Published on July 7th, 2014 | by neil0
How Should You Pay For Your Car Insurance?
If you own a car, you will have to pay for insurance. Unless you declare your car to be off the road, you have a legal obligation to insure your car. Failure to do so can result in massive fines from the DVLA!
We all know that car insurance is a necessary evil. Some people pay more for their car insurance than others. But have you ever wondered what is the best way to pay for it? Today’s handy guide will discuss the various payment options open to you.
Annual lump sum
Car insurance firms, and the motor industry in general tell us the cheapest way to pay is once a year. The problem with paying a lump sum on an annual basis is that it can be too expensive for a lot of motorists.

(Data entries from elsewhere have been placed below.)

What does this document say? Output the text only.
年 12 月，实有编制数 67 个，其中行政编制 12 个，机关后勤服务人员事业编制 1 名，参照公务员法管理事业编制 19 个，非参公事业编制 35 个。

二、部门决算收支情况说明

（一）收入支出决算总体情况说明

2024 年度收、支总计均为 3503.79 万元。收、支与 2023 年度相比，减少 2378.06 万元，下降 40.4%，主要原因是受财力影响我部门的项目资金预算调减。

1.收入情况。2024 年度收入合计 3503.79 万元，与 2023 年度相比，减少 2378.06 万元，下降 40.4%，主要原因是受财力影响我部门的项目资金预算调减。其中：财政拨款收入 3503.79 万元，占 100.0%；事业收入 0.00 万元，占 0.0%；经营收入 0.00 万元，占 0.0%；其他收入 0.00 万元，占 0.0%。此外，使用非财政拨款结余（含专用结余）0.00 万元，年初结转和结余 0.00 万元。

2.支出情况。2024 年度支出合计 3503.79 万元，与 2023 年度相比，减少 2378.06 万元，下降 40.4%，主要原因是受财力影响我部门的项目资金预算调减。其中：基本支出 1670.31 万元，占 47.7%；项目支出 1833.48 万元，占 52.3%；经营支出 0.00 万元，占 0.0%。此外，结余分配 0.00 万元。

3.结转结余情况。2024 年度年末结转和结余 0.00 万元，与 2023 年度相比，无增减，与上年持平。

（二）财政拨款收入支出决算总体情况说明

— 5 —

Learner drivers or those that have recently passed their test will find that insurance costs a small fortune. And if you have endorsements on your driving licence, you can bet that your car insurance won’t be cheap either!
But if you can afford to pay for your car insurance on an annual basis, this is the best way forward. By doing so, you won’t incur any fees from the insurer.
Monthly direct debit
A cash flow-friendly way to pay for car insurance is to spread the cost over a year or ten months, depending on the policy chosen. Many people in the UK choose to pay for their car insurance by monthly direct debit.
It enables them to budget for their car insurance on a monthly basis. And it means that they don’t have to pay the entire premium cost up-front. If you choose to pay for your car insurance by direct debit, bear in mind that you will have to pay interest and other fees on top of your premium.
0% credit card
Do you want to pay for your insurance on a monthly basis? Are you put off by the interest charges? A savvy way to get around that problem is to pay for your insurance on a 0% credit card, according to Carl from Motorpoint!
If you have a good credit rating, you will have no problem getting a credit card that offers a 0% introductory rate for 12 months.
Just make sure that you pay off the balance of the credit card before the 0% rate expires. Otherwise, it can cost you more than paying your insurance by direct debit!
If you find that your car insurance is in four-figure territory, it might be best to take out a loan to pay for it. Car insurers are reluctant to let you pay by direct debit for such high amounts, and so they will charge you stupid amounts of interest.
Many people in that predicament find that it is more-affordable to take out a personal loan and pay it off over a period of 12 months. Bear in mind that some lenders won’t give you a loan unless you take it out over a longer period. But that doesn’t stop you from settling the loan early.